Serial section electron microscopy has been extensively developed for use in studying nervous systems. For example, the first application of serial block-face scanning electron microscopy was on rodent cortical tissue. Circuit reconstruction from data produced by this high-throughput method is challenging, and the Citizen science game EyeWire has been developed to aid research in that area.

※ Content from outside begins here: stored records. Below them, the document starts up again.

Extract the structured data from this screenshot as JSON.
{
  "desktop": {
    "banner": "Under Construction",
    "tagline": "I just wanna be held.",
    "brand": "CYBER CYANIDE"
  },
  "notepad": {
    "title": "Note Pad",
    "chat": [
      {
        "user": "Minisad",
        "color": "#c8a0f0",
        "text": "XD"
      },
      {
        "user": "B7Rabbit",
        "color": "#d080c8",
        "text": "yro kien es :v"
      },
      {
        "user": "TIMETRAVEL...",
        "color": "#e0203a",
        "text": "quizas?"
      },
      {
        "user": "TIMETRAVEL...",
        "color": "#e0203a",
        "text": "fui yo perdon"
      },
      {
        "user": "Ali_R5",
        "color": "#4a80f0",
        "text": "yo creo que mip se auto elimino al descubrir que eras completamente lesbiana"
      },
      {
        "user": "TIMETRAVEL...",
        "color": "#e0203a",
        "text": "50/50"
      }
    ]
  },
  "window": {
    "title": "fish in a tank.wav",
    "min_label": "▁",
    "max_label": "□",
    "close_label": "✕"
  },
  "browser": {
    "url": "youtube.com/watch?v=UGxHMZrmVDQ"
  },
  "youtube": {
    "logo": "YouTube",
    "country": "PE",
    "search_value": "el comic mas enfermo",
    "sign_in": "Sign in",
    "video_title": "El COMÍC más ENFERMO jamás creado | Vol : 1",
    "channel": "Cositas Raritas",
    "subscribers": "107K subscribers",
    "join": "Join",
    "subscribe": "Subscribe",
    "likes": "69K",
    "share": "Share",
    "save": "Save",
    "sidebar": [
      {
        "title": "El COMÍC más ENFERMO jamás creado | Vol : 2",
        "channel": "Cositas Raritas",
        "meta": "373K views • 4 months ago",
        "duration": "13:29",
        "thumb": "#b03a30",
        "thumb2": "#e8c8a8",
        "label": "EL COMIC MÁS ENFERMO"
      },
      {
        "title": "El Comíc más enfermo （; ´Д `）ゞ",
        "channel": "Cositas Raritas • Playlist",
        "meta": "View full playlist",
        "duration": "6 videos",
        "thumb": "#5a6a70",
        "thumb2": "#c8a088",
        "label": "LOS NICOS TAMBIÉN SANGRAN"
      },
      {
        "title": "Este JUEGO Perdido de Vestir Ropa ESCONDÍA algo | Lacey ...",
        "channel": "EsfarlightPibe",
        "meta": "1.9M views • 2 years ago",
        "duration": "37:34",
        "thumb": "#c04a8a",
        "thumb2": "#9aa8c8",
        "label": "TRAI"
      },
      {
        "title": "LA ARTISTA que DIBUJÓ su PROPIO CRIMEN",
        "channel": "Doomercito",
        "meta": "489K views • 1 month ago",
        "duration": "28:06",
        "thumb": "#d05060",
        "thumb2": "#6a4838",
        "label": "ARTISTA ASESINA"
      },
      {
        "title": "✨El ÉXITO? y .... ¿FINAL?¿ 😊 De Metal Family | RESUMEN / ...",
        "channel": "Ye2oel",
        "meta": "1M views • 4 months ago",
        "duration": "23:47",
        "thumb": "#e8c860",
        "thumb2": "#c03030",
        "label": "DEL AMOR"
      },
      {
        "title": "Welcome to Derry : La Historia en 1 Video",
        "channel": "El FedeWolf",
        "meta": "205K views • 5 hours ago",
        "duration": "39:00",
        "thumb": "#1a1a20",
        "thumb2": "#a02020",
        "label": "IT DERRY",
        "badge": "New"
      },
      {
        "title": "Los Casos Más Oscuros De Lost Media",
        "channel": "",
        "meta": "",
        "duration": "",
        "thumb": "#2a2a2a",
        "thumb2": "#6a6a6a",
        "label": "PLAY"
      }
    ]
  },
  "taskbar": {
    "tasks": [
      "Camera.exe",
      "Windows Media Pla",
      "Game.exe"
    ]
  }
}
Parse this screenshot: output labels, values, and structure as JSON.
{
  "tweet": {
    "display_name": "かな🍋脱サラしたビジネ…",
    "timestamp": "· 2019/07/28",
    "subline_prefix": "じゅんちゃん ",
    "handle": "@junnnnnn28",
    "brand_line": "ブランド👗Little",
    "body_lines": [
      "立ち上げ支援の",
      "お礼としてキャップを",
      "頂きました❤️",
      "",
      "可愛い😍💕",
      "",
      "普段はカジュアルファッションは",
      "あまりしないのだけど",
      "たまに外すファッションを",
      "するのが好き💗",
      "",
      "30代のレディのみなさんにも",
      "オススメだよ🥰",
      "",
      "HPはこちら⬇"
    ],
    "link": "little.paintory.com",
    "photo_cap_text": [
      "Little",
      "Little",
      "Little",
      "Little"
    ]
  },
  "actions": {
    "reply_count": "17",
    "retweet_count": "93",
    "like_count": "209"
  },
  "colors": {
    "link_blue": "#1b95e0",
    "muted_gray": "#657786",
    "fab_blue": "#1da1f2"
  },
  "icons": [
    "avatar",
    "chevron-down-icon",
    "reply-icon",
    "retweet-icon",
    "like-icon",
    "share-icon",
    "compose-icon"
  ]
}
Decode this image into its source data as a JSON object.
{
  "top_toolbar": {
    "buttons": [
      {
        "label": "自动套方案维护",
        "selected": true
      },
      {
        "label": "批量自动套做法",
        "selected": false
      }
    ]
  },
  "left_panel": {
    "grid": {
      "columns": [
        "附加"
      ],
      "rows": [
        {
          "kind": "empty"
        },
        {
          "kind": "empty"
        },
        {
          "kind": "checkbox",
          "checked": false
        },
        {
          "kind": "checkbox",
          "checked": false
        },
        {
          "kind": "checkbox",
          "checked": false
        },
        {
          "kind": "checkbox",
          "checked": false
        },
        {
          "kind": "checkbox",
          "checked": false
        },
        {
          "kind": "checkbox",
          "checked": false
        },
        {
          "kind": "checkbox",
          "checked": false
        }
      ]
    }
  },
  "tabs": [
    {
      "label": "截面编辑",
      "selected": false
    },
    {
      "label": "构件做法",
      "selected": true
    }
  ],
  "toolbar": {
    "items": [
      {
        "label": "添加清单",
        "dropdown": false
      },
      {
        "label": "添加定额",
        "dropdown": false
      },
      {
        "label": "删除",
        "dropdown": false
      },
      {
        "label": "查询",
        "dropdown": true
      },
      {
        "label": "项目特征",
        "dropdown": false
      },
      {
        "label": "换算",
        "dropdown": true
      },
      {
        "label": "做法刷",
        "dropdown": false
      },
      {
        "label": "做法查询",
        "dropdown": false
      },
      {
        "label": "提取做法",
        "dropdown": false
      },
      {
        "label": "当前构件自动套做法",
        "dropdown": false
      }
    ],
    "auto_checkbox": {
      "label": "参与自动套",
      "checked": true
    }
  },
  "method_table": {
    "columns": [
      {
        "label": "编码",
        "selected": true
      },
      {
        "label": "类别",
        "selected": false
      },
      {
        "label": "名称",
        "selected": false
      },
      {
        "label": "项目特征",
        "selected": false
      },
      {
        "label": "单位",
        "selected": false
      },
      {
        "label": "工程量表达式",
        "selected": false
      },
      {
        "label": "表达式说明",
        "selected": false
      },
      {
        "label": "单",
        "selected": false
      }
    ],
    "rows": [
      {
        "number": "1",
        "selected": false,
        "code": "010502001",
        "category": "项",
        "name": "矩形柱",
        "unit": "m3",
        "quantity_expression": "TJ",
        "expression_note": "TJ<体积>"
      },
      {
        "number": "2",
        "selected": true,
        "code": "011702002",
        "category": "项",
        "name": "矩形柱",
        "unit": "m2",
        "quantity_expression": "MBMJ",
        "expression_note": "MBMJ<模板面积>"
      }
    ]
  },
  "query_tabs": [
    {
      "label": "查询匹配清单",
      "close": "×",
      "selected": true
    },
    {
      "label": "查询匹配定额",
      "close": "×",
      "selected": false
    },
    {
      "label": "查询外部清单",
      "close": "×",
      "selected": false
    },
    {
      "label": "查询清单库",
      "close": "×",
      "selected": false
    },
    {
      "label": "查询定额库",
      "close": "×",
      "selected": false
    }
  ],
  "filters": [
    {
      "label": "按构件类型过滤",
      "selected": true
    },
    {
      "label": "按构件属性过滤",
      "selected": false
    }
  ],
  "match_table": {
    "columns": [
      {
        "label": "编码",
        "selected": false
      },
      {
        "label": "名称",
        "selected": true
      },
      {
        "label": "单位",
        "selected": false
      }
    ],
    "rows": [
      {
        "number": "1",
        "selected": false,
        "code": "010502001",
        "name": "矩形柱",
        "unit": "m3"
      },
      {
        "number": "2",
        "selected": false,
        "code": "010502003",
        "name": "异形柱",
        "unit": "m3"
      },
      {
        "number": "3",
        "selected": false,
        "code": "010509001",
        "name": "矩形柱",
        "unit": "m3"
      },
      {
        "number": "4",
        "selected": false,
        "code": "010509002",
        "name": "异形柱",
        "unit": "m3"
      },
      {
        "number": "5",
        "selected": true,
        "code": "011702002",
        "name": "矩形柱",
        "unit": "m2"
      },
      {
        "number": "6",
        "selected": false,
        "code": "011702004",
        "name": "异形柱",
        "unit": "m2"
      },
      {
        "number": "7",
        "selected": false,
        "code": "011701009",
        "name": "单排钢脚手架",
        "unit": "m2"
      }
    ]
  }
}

Computational neuroanatomy

Is a field that utilizes various imaging modalities and computational techniques to model and quantify the spatiotemporal dynamics of neuroanatomical structures in both normal and clinical populations.

Model systems

Aside from the human brain, there are many other animals whose brains and nervous systems have received extensive study as model systems, including mice, zebrafish, fruit fly, and a species of roundworm called C. elegans. Each of these has its own advantages and disadvantages as a model system. For example, the C. elegans nervous system is extremely stereotyped from one individual worm to the next. This has allowed researchers using electron microscopy to map the paths and connections of all of the approximately 300 neurons in this species. The fruit fly is widely studied in part because its genetics is very well understood and easily manipulated. The mouse is used because, as a mammal, its brain is more similar in structure to our own.

Caenorhabditis elegans

The brain is small and simple in some species, such as the nematode worm, where the body plan is quite simple: a tube with a hollow gut cavity running from the mouth to the anus, and a nerve cord with an enlargement for each body segment, with an especially large ganglion at the front, called the brain. The nematode Caenorhabditis elegans has been studied because of its importance in genetics. In the early 1970s, Sydney Brenner chose it as a model system for studying the way that genes control development, including neuronal development. One advantage of working with this worm is that the nervous system of the hermaphrodite contains exactly 302 neurons, always in the same places, making identical synaptic connections in every worm. Brenner's team sliced worms into thousands of ultrathin sections and photographed every section under an electron microscope, then visually matched fibers from section to section, to map out every neuron and synapse in the entire body, to give a complete connectome of the nematode. Nothing approaching this level of detail is available for any other organism, and the information has been used to enable a multitude of studies that would not have been possible without it.

Drosophila melanogaster

Drosophila melanogaster is a popular experimental animal because it is easily cultured en masse from the wild, has a short generation time, and mutant animals are readily obtainable.
Arthropods have a central brain with three divisions and large optical lobes behind each eye for visual processing. The brain of a fruit fly contains several million synapses, compared to at least 100 billion in the human brain. Approximately two-thirds of the Drosophila brain is dedicated to visual processing.
Thomas Hunt Morgan started to work with Drosophila in 1906, and this work earned him the 1933 Nobel Prize in Medicine for identifying chromosomes as the vector of inheritance for genes. Because of the large array of tools available for studying Drosophila genetics, they have been a natural subject for studying the role of genes in the nervous system. The genome has been sequenced and published in 2000. About 75% of known human disease genes have a recognizable match in the genome of fruit flies. Drosophila is being used as a genetic model for several human neurological diseases including the neurodegenerative disorders Parkinson's, Huntington's, spinocerebellar ataxia and Alzheimer's disease. In spite of the large evolutionary distance between insects and mammals, many basic aspects of Drosophila neurogenetics have turned out to be relevant to humans. For instance, the first biological clock genes were identified by examining Drosophila mutants that showed disrupted daily activity cycles.